All these storage types are shown furtheron.

Inkmaps

Inkmaps do not have a struct, but are arrays ;
   number of elements in array can be found from inkbox sizes.
bwmap is an array of bits, value 1 indicating 'inked',
   stored in an array of uchar
   where most significant bit represents leftmost pixel.
grymap is an array of 4bit values, stored in uchar,
   value indicating inkedness,
   highest valued nibble containing inkedness of leftmost pixel.

Toggles

A 'toggle' contains an inkedness value and a repeat count.
Thus each toggle represents inkedness of a series of identically inked pixels.
Just as with inkmaps, there are as many toggles as are needed to fill inkbox.

Bwtoggle

typedef struct {    
   uint8_t val:1 ; /* 1: was ink ; 0 : was no ink . (ie inkedness before this pixel) */
   uint8_t rep:7 ; /* offset from pixel in previous bwtoggle (or from 0) along glyphscanline */
   } bwtoggle ;

Grytoggle

typedef struct {    
   uint16_t val:4 ; /* gryscale value of borderpoint */
   uint16_t rep:12 ;
   } grytoggle ;


A few words about storage size

For black&white fonts,
   bwmap is smallest storage size,
   for fonts who'se average character width is not more than 32 pixels.
A full unicode BMP font of 32-pixels-wide characters is circa 8 MB .
For larger fonts, bwtoggle is smaller.

For gry-scale fonts,
   gry toggle is smallest storage size,
   for fonts who'se average character width is not more than 32 pixels.
A full unicode BMP font of 32-pixels-wide characters is circa 18 MB .
For larger fonts, ttf fileformat is smaller
   (if size of kerning information is small compared to glyphdata).

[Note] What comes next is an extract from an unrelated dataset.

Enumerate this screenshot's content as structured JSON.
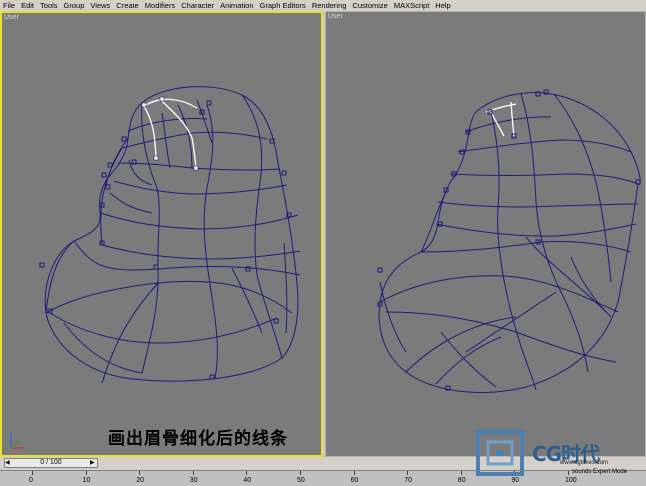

Grymap is thus not smallest format for any font size.

Sizes mentioned above are for font files,
   but this is not quite same as storage size of a font that is loaded by X.
Some applications use glyph caches,
   so i assume that they store valuemaps of glyph shapes
     which are not smaller (and probably larger) than grytoggles
   to save time on rendering font shapes from vector descriptions.
Here grytoggle has an advantage, because it is an on-the-fly decompressible format.
This also makes glyfiles easy to use :
   to load a font, all you need to do is to mmap it
   (using a private mmap, preferably, to not risk accidentally overwriting it).

For bitmapped fonts, filesize of gly files is less than half of that of bdf files,
   but after gzipping, difference is much smaller.